The graphs below show the average percentage of viable cells for induced and uninduced samples after 6 hrs of exposure to 12 μW/cm2 of white light. CFU count for the control condition was treated as 100 % and viable cells calculated as a proportion of that value. CFUs were not counted above 300, any lawns were assigned the value of 300. Error bars represent the standard error of the mean. The average temperature in the light box was 38.63 °C.
Percentage viable cells after 6 hrs in the light box. BL21 (DE3) transformed with KillerRed (BBa_K1914003) is compared to a control with no plasmid. 10 ml falcon tubes containing 4.5 ml of sample were placed label down in the light box to allow maximum exposure to the light.
Percentage viable cells after 6 hrs in the light box.
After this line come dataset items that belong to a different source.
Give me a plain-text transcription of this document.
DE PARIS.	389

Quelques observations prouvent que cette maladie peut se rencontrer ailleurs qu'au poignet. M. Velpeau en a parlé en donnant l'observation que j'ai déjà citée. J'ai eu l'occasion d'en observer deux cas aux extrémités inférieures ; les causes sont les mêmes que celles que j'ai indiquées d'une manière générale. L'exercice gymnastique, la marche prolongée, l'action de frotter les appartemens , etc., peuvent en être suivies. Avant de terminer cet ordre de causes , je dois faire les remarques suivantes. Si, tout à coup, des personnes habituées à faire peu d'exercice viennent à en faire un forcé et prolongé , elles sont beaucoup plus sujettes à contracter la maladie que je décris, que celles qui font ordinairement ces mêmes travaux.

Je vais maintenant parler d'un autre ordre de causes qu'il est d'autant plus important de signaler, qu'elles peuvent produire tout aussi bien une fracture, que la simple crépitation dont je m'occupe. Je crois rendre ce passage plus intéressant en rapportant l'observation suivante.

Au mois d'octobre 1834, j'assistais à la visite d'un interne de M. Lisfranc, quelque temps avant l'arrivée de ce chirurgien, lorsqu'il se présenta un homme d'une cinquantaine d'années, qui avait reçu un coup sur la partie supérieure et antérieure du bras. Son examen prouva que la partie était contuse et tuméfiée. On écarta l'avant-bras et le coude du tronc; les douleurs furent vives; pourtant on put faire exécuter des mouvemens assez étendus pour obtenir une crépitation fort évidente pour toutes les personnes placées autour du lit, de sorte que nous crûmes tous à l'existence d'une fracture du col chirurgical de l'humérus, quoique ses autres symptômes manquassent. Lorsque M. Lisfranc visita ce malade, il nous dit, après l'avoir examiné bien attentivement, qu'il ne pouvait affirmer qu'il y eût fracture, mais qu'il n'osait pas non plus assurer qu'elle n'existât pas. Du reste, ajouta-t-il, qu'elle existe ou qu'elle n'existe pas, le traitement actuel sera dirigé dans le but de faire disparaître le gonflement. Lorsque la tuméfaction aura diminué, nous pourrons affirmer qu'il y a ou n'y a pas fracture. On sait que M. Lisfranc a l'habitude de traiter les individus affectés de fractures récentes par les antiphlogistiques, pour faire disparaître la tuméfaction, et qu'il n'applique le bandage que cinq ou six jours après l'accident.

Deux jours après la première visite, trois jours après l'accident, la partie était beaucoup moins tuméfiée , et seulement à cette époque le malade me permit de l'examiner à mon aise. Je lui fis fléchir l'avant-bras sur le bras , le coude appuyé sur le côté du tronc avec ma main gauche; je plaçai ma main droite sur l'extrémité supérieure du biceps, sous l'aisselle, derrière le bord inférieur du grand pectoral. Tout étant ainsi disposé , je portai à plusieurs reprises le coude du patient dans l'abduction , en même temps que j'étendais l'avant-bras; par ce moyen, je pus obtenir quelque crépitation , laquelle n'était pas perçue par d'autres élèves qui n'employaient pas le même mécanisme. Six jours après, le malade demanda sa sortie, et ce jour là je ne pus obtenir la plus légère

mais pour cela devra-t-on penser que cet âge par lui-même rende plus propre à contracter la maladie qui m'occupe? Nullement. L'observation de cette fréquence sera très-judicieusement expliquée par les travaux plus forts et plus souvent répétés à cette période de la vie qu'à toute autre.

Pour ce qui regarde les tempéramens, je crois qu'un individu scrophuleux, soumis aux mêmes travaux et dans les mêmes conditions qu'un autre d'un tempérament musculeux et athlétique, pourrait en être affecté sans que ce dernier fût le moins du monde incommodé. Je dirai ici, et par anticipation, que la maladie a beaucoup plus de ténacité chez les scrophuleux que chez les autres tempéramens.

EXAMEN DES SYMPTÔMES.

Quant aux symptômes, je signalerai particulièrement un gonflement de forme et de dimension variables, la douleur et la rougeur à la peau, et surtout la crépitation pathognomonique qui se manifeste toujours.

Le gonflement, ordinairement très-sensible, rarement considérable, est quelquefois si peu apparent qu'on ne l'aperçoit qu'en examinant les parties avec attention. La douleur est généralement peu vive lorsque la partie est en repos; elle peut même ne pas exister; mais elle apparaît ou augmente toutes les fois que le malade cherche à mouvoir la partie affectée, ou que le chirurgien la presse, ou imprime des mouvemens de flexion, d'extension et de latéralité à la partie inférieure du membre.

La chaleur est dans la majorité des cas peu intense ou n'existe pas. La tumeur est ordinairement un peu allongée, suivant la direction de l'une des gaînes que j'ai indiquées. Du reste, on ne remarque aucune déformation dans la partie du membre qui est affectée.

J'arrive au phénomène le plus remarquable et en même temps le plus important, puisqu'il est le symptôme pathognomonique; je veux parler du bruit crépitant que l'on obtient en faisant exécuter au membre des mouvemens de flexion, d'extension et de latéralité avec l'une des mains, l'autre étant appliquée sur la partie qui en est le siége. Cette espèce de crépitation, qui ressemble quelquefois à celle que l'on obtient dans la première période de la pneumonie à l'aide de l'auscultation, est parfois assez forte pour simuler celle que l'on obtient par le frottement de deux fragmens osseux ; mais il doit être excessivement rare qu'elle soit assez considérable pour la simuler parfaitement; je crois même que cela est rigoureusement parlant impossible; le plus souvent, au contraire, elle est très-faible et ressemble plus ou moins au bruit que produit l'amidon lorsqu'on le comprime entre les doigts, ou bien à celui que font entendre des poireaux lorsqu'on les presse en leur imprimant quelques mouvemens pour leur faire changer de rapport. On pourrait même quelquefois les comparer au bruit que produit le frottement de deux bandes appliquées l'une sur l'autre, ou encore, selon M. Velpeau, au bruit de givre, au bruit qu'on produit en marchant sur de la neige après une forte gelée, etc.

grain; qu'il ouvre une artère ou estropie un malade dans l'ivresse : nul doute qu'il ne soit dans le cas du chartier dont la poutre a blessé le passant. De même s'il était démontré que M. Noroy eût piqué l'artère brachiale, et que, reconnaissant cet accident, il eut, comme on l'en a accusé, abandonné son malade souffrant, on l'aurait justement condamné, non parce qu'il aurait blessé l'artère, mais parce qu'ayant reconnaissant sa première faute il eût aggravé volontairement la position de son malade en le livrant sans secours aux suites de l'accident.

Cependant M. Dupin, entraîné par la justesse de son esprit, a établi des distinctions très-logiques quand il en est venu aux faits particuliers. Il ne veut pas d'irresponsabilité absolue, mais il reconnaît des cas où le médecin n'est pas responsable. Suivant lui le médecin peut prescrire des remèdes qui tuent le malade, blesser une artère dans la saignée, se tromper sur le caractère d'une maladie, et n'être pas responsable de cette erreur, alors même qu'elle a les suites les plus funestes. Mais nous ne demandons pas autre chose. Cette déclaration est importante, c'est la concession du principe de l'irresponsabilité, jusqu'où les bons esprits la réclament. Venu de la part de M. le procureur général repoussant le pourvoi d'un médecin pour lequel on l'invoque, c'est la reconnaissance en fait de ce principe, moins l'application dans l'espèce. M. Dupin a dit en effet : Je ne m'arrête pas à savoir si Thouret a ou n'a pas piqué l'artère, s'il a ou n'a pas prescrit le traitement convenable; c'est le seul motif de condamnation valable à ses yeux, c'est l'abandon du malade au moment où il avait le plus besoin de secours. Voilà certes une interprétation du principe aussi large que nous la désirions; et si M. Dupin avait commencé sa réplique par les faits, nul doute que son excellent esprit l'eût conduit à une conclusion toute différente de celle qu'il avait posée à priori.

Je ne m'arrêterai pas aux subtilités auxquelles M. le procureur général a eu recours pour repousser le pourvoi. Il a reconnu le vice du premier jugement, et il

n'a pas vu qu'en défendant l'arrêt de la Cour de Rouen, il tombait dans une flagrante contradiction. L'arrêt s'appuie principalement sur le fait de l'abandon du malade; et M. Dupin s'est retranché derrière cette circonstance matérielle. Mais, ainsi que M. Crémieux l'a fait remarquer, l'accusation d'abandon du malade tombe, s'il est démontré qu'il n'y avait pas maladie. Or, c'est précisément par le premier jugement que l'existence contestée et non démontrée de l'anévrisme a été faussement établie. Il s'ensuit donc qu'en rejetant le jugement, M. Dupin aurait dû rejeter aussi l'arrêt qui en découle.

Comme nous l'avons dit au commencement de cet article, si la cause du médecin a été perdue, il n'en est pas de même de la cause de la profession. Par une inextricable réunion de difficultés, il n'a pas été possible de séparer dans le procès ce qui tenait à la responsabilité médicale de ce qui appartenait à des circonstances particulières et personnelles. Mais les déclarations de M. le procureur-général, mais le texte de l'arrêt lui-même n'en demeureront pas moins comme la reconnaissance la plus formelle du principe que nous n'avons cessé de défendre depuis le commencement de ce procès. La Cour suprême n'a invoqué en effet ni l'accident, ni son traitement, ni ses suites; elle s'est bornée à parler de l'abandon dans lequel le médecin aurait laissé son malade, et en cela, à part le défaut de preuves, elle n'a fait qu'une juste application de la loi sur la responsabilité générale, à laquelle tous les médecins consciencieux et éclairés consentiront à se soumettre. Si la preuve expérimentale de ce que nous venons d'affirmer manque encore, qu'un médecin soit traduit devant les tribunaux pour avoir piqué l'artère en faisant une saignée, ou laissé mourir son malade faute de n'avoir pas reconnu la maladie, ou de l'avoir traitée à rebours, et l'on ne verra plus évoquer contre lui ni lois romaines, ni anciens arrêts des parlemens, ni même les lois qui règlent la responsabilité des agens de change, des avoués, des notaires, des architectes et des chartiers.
BL21 (DE3) transformed with KillerRed (BBa_K1914003) is compared to a control with no plasmid. 10 ml falcon tubes containing 4.5 ml of sample were covered in tin foil before being placed in the light box.
Continuous Culture for KillerRed Kill Switch - Exeter 2016 - BBa_K1914003
We further characterised this kill switch by growing the culture in a ministat and carrying out the same testing procedure, illuminating induced cultures 24 hours after induction with100μM of 0.1M IPTG in the light box for 6 hours. CFU’s were counted to determine if the kill switch was successful in cultures grown in the ministat for 120 and 168 hours to test how long the kill switch remains functional.
Comparison of CFUs formed by KillerRed exposed to light and kept in the dark for each sample taken from the ministat. The efficiency of the kill switch decreases over time as shown by the increasing number of CFUs.